La soprano Arteta con Racine y su Fedra

Una  maravillosa ejecución musical de la Sinfónica de Bilbao  y el magnífico trabajo del maestro Carminati reflejando su fuerza y  su destreza en solventar tantas rápidas  intervenciones de tan distintas voces,  no llegaron a colmar nuestros deseos. Tan solo el barítono Luca Salsi, dominador de la escena y artista de voz muy agradable se erigía en sustentador  y firme columna de la obra. Su actuación se hizo muy natural y su canto siempre atractivo. La aparición en escena de la soprano Ainhoa Arteta no causó el efecto esperado en ese primer instante. Siendo una presentación muy teatral, la resolución del aria  Io son l´umile ancella  no  satisfizo porque su voz, aún sin rodaje, evidenciaba un vibrato molesto que impedía que su canto spianato fuera bello. Fue tras la exposición del gran retrato colgante de Racine cuando todo cambió y hasta el tenor, estático y muy poco musical, se envalentonó y consiguió equilibrar vocalmente sus dúos con la soprano. La soprano guipuzcoana empezó a ser la actriz que representaba tras el monólogo, con el aria Poveri Fiori  no exenta de filados y dulzura y con el espectacular final No, la mia fronte  de manera entregada y pletórica de voz. Ni en los filados, ni cuando la voz se ve exigida en alta tonalidad le surge el vibrato y es cuando su color de voz, cálido y  pasional comulga con su trabajo de actriz. Del tenor Bruno Ribeiro tan solo cabe decir que estábamos equivocados con el recuerdo de su intervención en Il Corsaro de hace un par de años. Dió las notas,pero con ahogo y  no ofreció ni gusto ni pasión en su canto como requiere su papel y el color de la voz del personaje. La mezzo Luciana D´Intino,  al igual que Arteta y como rival teatral y vocal, ofreció un dúo creíble porque ese momento, de ambas en incógnito, fue hermoso y sentido y en ese pasaje  la mezzo enseñó una voz poderosa y oscura, además de aristocrática altivez. Nos gustó el buen trabajo tan franco y natural del tenor Francisco Vas, que hizo el rol del abate,  poseedor de una voz limpia y de buen fraseo. Nos gustó la intervención del bailarín Igor Yebra, cuya coreografía tuvo que adecuarse al espacio que dejó el coro  en escena. Si la parte musical tuvo dos fases, con el común denominador de la feliz dirección general del maestro Fabrizio Carmnati, la producción se mostró elegante, con un vestuario de época y el modernismo de la ágil movilidad de los elementos.
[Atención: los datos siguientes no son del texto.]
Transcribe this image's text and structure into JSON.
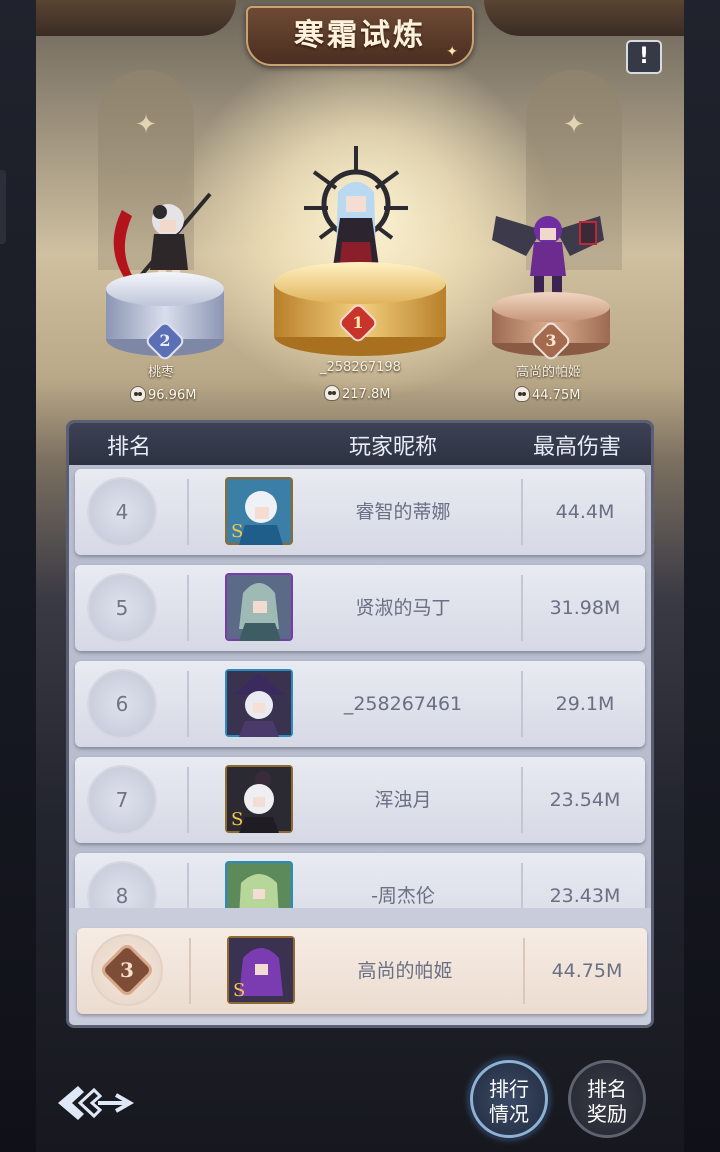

El Alcalde de Bilbao, la medalla de oro y brillantes de la ABAO y el Artista

Tras dos años de espera, el alcalde Iñaki Azkuna,  pudo permitir que el presidente de la ABAO le colocara en la solapa de su traje la medalla de oro y brillantes del colectivo que como melómano belcantista tanto  ha apoyado.  La cerrada y sincera ovación de los asistentes no  impidió escuchar el agradecimiento y a la vez  la salutación del alcalde hacia el representante de una Asociación que cumplía sesenta años de existencia. En el concierto hubo arte con mayúsculas y este vino de parte del barítono Leo Nucci. La verdad es que difícilmente se puede explicar tanta generosidad en un programa abarrotado de “tours de forces”. La selección de las arias fue inteligente y aquello que nos parecía difícil, en la voz de Leo Nucci se convirtió en un arma de lucimiento. En la exigencia a su voz estuvo el secreto, porque el barítono italiano posee  notas como Sol y La, que son como dos valiosas gemas brillantes. El veterano y  a la vez joven artista derrochó expresividad y  alardeó de interminable fiato a través de una voz que se mantuvo en todo momento incólume. Mientras el artista embelesaba con su arte, detrás, un quinteto de cuerdas nos deleitaba con su elegancia y nos hacía disfrutar de unos preciosos arreglos que servían de introducción a las arias de las óperas que el barítono ofrecía. A final, el artista bajó del escenario, cantó para Azkuna, junto a él  y entonces fue cuando automáticamente el público se puso en pie para unirse al tierno abrazo que ambos se dispensaron. Un señalado día de recuerdo.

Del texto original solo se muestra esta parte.